Are you a fan of Mohair? What do you love or hate about it? What patterns do you suggest to knit with yarns blended from this fibre? I would love to hear your thoughts, please post in the comments below.
xx
10 Wondrous Properties of Wool.

We all know how wonderful wool is to work with and to wear, but did you know that wool also has natural UV protection or that it has anti-bacterial properties? This week we'll be looking at seven wondrous properties of wool, which I'm sure will make you love it even more.
#1. Wool has natural UV protection
Sheep wool has a natural UV protection factor of up to 30+! Wool naturally absorbs the suns UV rays before it can make contact with your skin; by wearing wool you will be protected against the sun harmful rays.
#2. Wool has antibacterial and antimicrobial properties
The thin waxy coating of wool fibre contains fatty acids that inhibit the growth of mold, mildew and bacteria. The same coating repels water that can cause mildew and mold to grow. This means that woolen items do not need regular washing and will smell fresh after repeated use, unlike synthetic fibres.
#3. Wool is stain resistant
The waxy outer coating of wool helps to repel liquids, meaning if you spill anything on your knitwear it is most likely to roll off, and what is left is easily wiped off.
#4. Wool is easy to care for
It's a well known fact that woolen items do not need regular washing.

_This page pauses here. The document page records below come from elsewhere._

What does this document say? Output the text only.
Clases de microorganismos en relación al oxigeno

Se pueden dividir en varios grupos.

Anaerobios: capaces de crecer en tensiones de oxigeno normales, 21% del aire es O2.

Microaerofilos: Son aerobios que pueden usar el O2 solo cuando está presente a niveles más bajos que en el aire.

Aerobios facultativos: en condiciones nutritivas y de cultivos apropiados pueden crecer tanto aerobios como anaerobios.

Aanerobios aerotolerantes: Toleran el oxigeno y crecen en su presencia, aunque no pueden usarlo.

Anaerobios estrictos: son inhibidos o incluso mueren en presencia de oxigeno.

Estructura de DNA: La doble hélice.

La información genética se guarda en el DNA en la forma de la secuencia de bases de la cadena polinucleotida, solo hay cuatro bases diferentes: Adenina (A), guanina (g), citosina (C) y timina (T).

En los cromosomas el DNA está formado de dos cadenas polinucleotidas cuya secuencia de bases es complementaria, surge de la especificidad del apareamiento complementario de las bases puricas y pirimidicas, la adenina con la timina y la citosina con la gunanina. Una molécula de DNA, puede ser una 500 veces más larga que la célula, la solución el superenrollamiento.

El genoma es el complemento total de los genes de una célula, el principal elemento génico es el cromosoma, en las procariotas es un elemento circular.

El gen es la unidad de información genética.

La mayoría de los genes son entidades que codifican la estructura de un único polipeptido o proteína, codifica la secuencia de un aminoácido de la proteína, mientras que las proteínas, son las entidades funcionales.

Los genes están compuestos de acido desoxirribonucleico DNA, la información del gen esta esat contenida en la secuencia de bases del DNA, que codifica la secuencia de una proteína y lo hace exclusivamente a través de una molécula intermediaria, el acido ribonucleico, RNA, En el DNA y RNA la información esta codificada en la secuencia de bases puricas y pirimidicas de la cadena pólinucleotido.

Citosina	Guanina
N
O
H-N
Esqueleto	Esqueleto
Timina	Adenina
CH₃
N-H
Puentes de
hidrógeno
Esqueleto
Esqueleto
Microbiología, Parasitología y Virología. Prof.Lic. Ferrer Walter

Bacteria causing odour is naturally inhibited by fatty acids that coat wool fibre. Static, which attracts lint, dirt and dust, is also inhibited by this waxy coating. The scaly surface area of fibre acts to block dirt and stains from being absorbed. Instead, particles sit on top which means they are much easier to remove.
#5. Keeps you warm in winter and cool in summer
Wool is renowned for its ability to regulate body temperature. In the winter, wool’s insulating qualities trap dry air and warmth near the skin. Wool's natural insulating quality and its ability to shed water results in a fabric that keeps the body warm, even when it's raining. In the summer, wool’s coil-like shape pulls excess heat and moisture from your skin, helping the wearer to stay cooler.
#6. Insulates even when wet
The inner core of wool fibers can absorb just under half of its own weight in moisture. Not until wool is saturated with 60% of its own weight will it feel wet to the touch. Since it retains 80% of its insulating value even when saturated, wool will keep you warm even when wet. This fact reminds me of the Gansey fisherman sweaters, which I'm sure have saved many lives.
#7. Wool is durable
Wool can withstand being bent 20,000 times without breaking. In comparison, cotton breaks after 3,000 bends, silk after 2,000, and rayon can only be bent 75 times without breaking. Its natural elasticity means that the fibres are less likely to break, and fabric made from wool less likely to tear. The ability of wool to "spring back" into shape, means that woolen garments tend to retain their shape better than garments made from other fibres.